In particular, Trump’s demands followed China- and Russia-backed Shanghai Cooperation Agency (SCO). President Vladimir Putin and Indian Prime Minister Narendra Modi attended the summit.
While targeting China through the EU, the US has also resumed trade talks with India. President Trump announced his progress towards the deal, saying:
“We are pleased to announce that India and the United States are continuing negotiations to address trade barriers between our two countries.[…[IfeelcertainthattherewilbenodifficultyincomingtoasuccessfulconclusionforbothofourGreatCountries!”[…[IfeelcertainthattherewillbenodifficultyincomingtoasuccessfulconclusionforbothofourGreatCountries!”

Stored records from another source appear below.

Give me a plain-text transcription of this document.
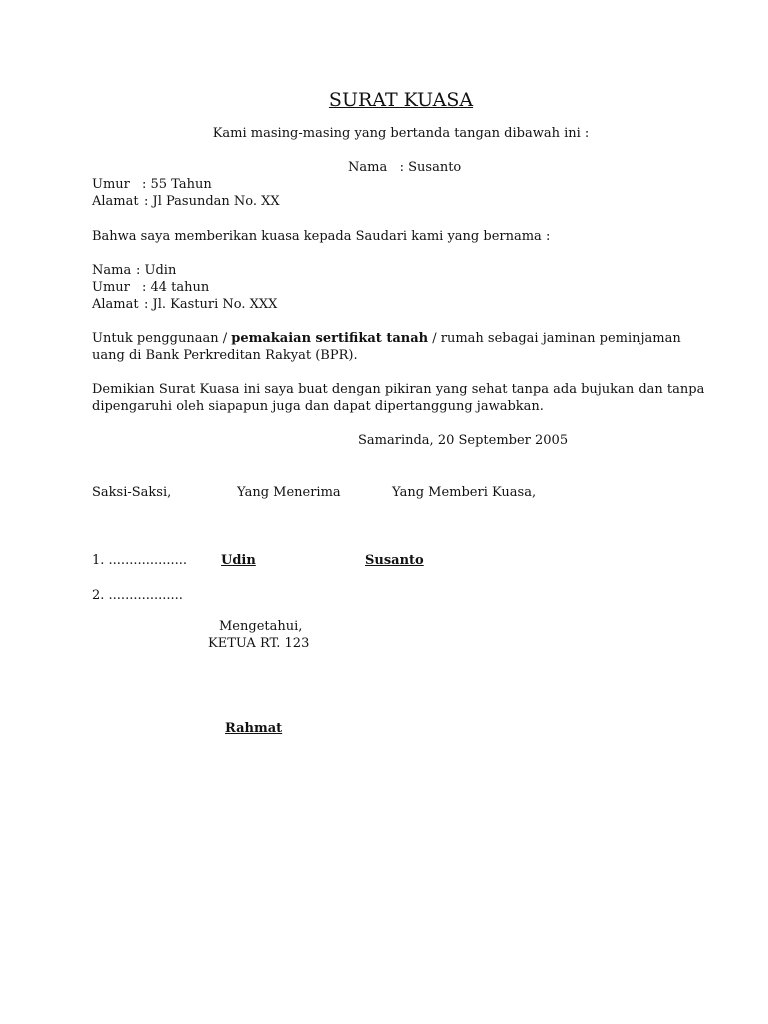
SURAT KUASA
Kami masing-masing yang bertanda tangan dibawah ini :
Nama : Susanto
Umur : 55 Tahun
Alamat : Jl Pasundan No. XX
Bahwa saya memberikan kuasa kepada Saudari kami yang bernama :
Nama : Udin
Umur : 44 tahun
Alamat : Jl. Kasturi No. XXX
Untuk penggunaan / pemakaian sertifikat tanah / rumah sebagai jaminan peminjaman
uang di Bank Perkreditan Rakyat (BPR).
Demikian Surat Kuasa ini saya buat dengan pikiran yang sehat tanpa ada bujukan dan tanpa
dipengaruhi oleh siapapun juga dan dapat dipertanggung jawabkan.
Samarinda, 20 September 2005
Saksi-Saksi,	Yang Menerima	Yang Memberi Kuasa,
1. ...................	Udin	Susanto
2. ..................
Mengetahui,
KETUA RT. 123
Rahmat
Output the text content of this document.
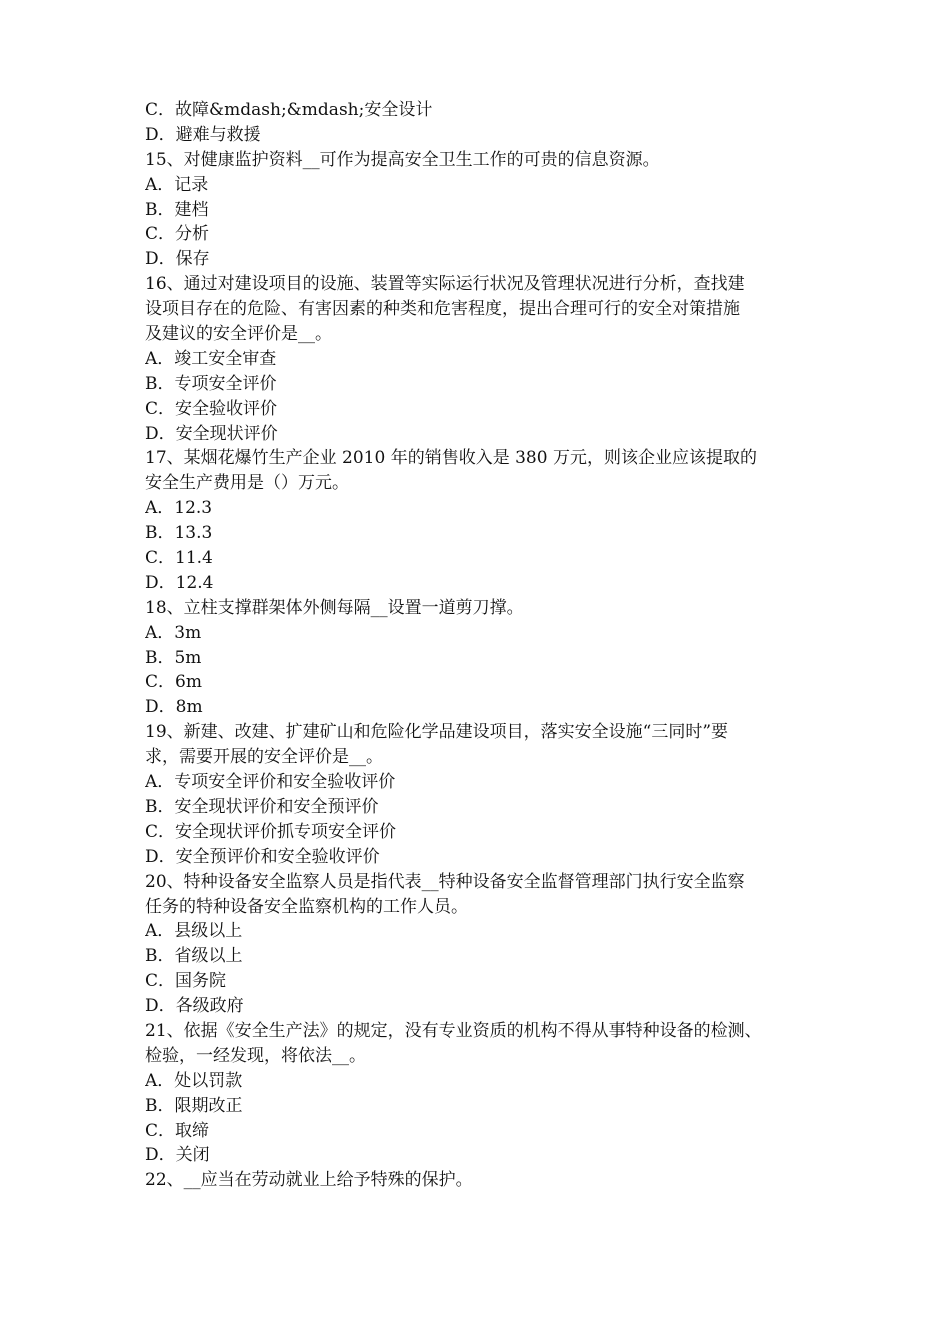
C．故障&mdash;&mdash;安全设计
D．避难与救援
15、对健康监护资料__可作为提高安全卫生工作的可贵的信息资源。
A．记录
B．建档
C．分析
D．保存
16、通过对建设项目的设施、装置等实际运行状况及管理状况进行分析，查找建
设项目存在的危险、有害因素的种类和危害程度，提出合理可行的安全对策措施
及建议的安全评价是__。
A．竣工安全审查
B．专项安全评价
C．安全验收评价
D．安全现状评价
17、某烟花爆竹生产企业 2010 年的销售收入是 380 万元，则该企业应该提取的
安全生产费用是（）万元。
A．12.3
B．13.3
C．11.4
D．12.4
18、立柱支撑群架体外侧每隔__设置一道剪刀撑。
A．3m
B．5m
C．6m
D．8m
19、新建、改建、扩建矿山和危险化学品建设项目，落实安全设施“三同时”要
求，需要开展的安全评价是__。
A．专项安全评价和安全验收评价
B．安全现状评价和安全预评价
C．安全现状评价抓专项安全评价
D．安全预评价和安全验收评价
20、特种设备安全监察人员是指代表__特种设备安全监督管理部门执行安全监察
任务的特种设备安全监察机构的工作人员。
A．县级以上
B．省级以上
C．国务院
D．各级政府
21、依据《安全生产法》的规定，没有专业资质的机构不得从事特种设备的检测、
检验，一经发现，将依法__。
A．处以罚款
B．限期改正
C．取缔
D．关闭
22、__应当在劳动就业上给予特殊的保护。
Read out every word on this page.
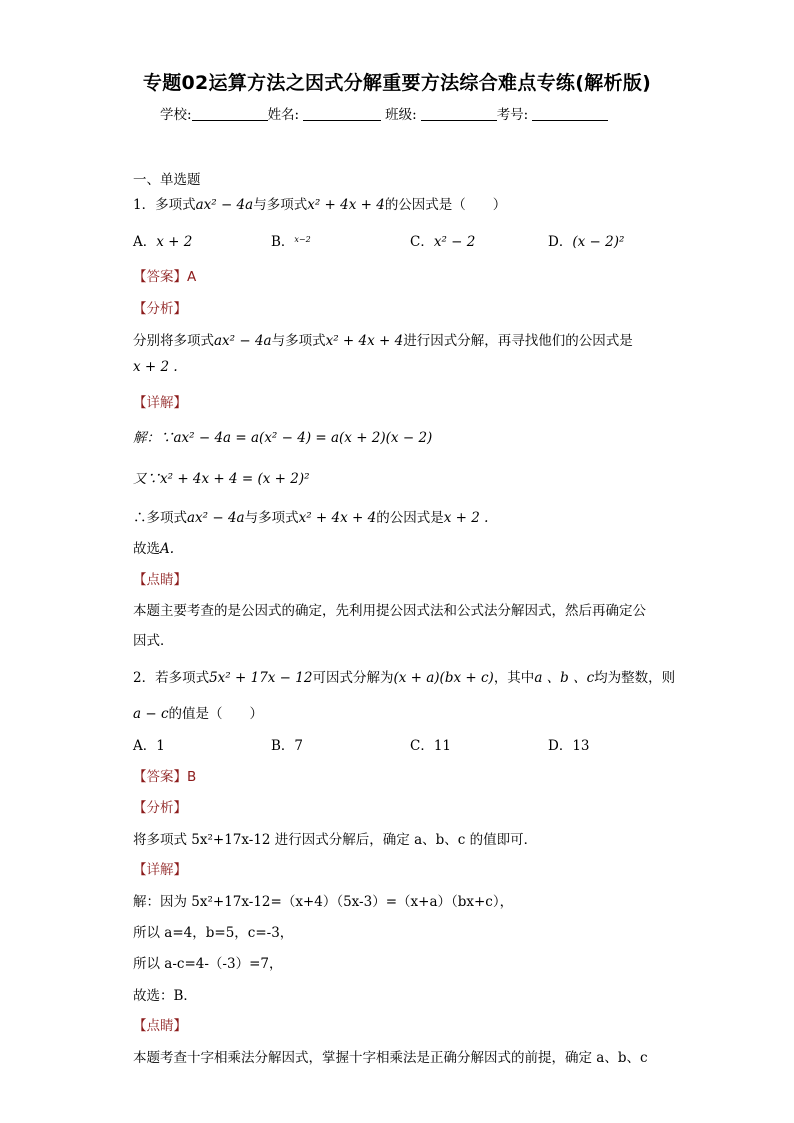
专题02运算方法之因式分解重要方法综合难点专练(解析版)
学校:	姓名:	班级:	考号:
一、单选题
1．多项式ax² − 4a与多项式x² + 4x + 4的公因式是（　　）
A．x + 2	B．$^{x-2}$	C．x² − 2	D．(x − 2)²
【答案】A
【分析】
分别将多项式ax² − 4a与多项式x² + 4x + 4进行因式分解，再寻找他们的公因式是
x + 2 .
【详解】
解：∵ax² − 4a = a(x² − 4) = a(x + 2)(x − 2)
又∵x² + 4x + 4 = (x + 2)²
∴多项式ax² − 4a与多项式x² + 4x + 4的公因式是x + 2 .
故选A.
【点睛】
本题主要考查的是公因式的确定，先利用提公因式法和公式法分解因式，然后再确定公
因式．
2．若多项式5x² + 17x − 12可因式分解为(x + a)(bx + c)，其中a 、b 、c均为整数，则
a − c的值是（　　）
A．1	B．7	C．11	D．13
【答案】B
【分析】
将多项式 5x²+17x-12 进行因式分解后，确定 a、b、c 的值即可．
【详解】
解：因为 5x²+17x-12=（x+4）（5x-3）=（x+a）（bx+c），
所以 a=4，b=5，c=-3，
所以 a-c=4-（-3）=7，
故选：B．
【点睛】
本题考查十字相乘法分解因式，掌握十字相乘法是正确分解因式的前提，确定 a、b、c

Trump could put pressure on India to stop buying Russia’s oil and retreat from China. Will the US President seek to balance in his favor ahead of new trade talks with China?
China’s economy is tense
US tariffs are beginning to affect China’s economy. Exports to the US fell 33% year-on-year in August, with a total export increase to 4.4% compared to 7.2% in July. The unemployment rate rose from 5% to 5.2%, and the youth unemployment rate skyrocketed to 17.8% in August, up from 14.5% in July. The sharp rise in unemployment among young people highlighted challenges in the structural labor market. The rising unemployment rate also weighed on retail sales, raising questions about Beijing’s 5% GDP growth target.
Beijing has pledged a fresh stimulus package in response to slowing economic momentum. On Wednesday, September 10, China’s National People’s Parliament Standing Committee held a plenary session, pledging to use fiscal policy to support stable employment and trade.
Commenting on China’s trade data and economic outlook, Robin Brooks, a senior fellow at the Brookings Institute, said:
“China is in a tough place. Exports to the US were 24%Q/Q in June 2025. Exporters have only two options: (i) Products shipped to the US.
Mainland stock markets own companies
Mainland China’s stock markets avoided a sharp reversal of profits from the start of the year, despite the formation of a reduction in economy and margins.
The CSI 300 and Shanghai Composite Index tracked the Nasdaq Composite Index (13.34%), increasing YTD by 12.97% and 13.74%. However, the Hang Seng index leads the way, bringing together 30.61% YTD, benefiting from the influx of mainland China and foreign investors.
Beijing’s pledge to support the economy has strengthened demand for stocks listed on the mainland and Hong Kong. However, trade development, China’s housing crisis and domestic demand will become key market forces in the short term.
Mitigating external demand can affect the labor market. Rising unemployment rates could undermine Beijing’s efforts to weigh consumer sentiments against spending and promote consumption.
But dealing with the housing sector crisis and reaching a trade deal with the US could change the narrative. Importantly, trade contracts are likely to increase external demand and ease margin pressure. Increased margins could encourage job creation and boost domestic consumption.